Techno, house, trance & raves : Voiski y navigue depuis quelques années à présent. Toujours avec délicatesse dans l’intention et une production au cordeau, claire. Les couches, sous-couches & envolées de drums, kicks semblent bouger, échanger, se mouvoir entre elles, seulement interrompues par des volutes d’arpèges trancey. Et toujours, cette sensation tenace que tout ce que l’on entend a été crée à l’improviste, dans un gigantesque live jam, analogique & fou. Un jam qui nous emporte d’un bout à l’autre du spectre d’un beat sec, claquant, précis. La techno option industrielle, voir noise, n’interdit pas l’orfèvrerie.

C’est pour cette maîtrise de la production que nous suivons le français depuis quelques temps déjà – il a participé à notre série de podcast, et nous avions discuté avec lui lors de la sortie de son LP Disconnections, Music For Clouds, il y a deux années de cela. Mais aussi pour sa façon immédiate de créer des atmosphères si identifiables, rassurantes même. Non pas que l’on est cajolé par sa techno cristalline, non, mais plutôt que l’on sait que l’exercice sera une ballade en terrain sûr.

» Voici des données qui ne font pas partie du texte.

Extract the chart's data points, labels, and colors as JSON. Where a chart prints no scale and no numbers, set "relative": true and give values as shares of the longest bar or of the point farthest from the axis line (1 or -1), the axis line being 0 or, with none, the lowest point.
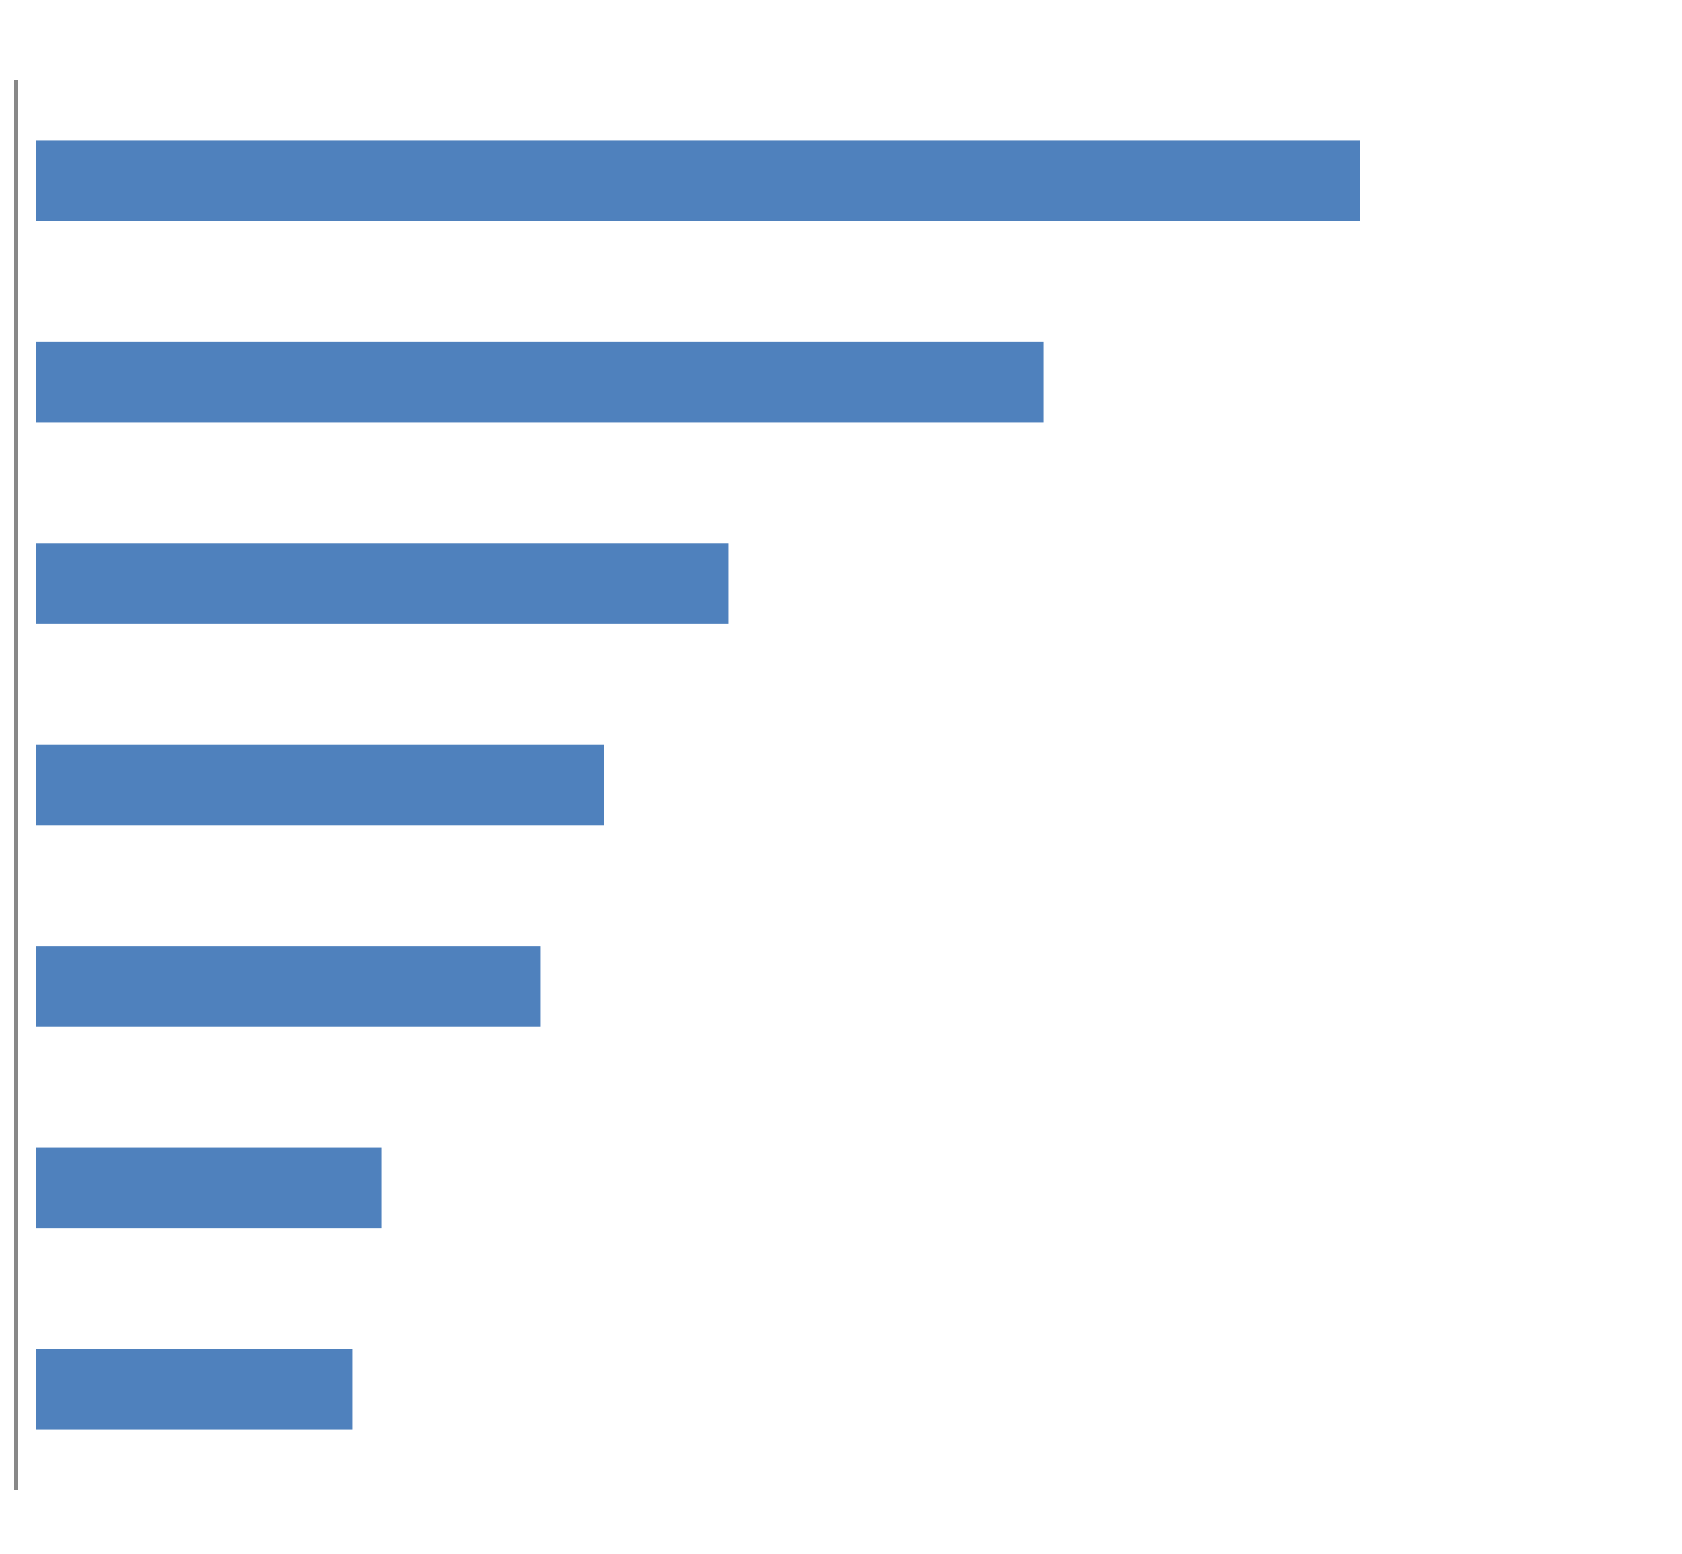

Dès le morceau d’intro, le ton est (ré)affirmé : cet EP sera dancefloor, et « Taking Flight », le premier titre, nous ouvre la porte du-dit club pour ne plus nous lâcher. Sautillant et efficace, l’entrée en matière est quelque peu facile, légèrement à l’écart des anciennes productions du français. Mais la suite, le légèrement lo-fi « The Valley of Nothingness », que l’on imagine que trop bien résonner sur un soundsystem conséquent, nous sert sur un plateau l’esthétique voiskienne typique : des vagues & nappes aux accents rave roulent sur les séquences qui nous paraissent infiniment longues, hypnotiques, jouissives. La suite est tout autant extatique, tout en noirceur rentrée, teintée d’acid

« Ce n’est pas un hasard si je porte une attention particulière au choix des titres de mes morceaux. Parfois c’est un message, parfois un sentiment. », disait-il dans nos colonnes. Le français a toujours su manier les mots, pour nous guider ou nous égarer. Ici, cet EP nous rappelle que non, la chauve-souris que nous sommes parfois, perdue dans un hangar, croulant sous les vagues successives d’un beat fracassant, ne verra pas le soleil, pas avant d’avoir refermé le dernier titre, « Simorgh in Persia’s Sky ». Basse saturée, pied bancal & synthés bruitistes, la tension qui s’en dégage nous tient en haleine, jusqu’au bout.

The Bat Who Wanted To See The Sun est disponible sur Discogs.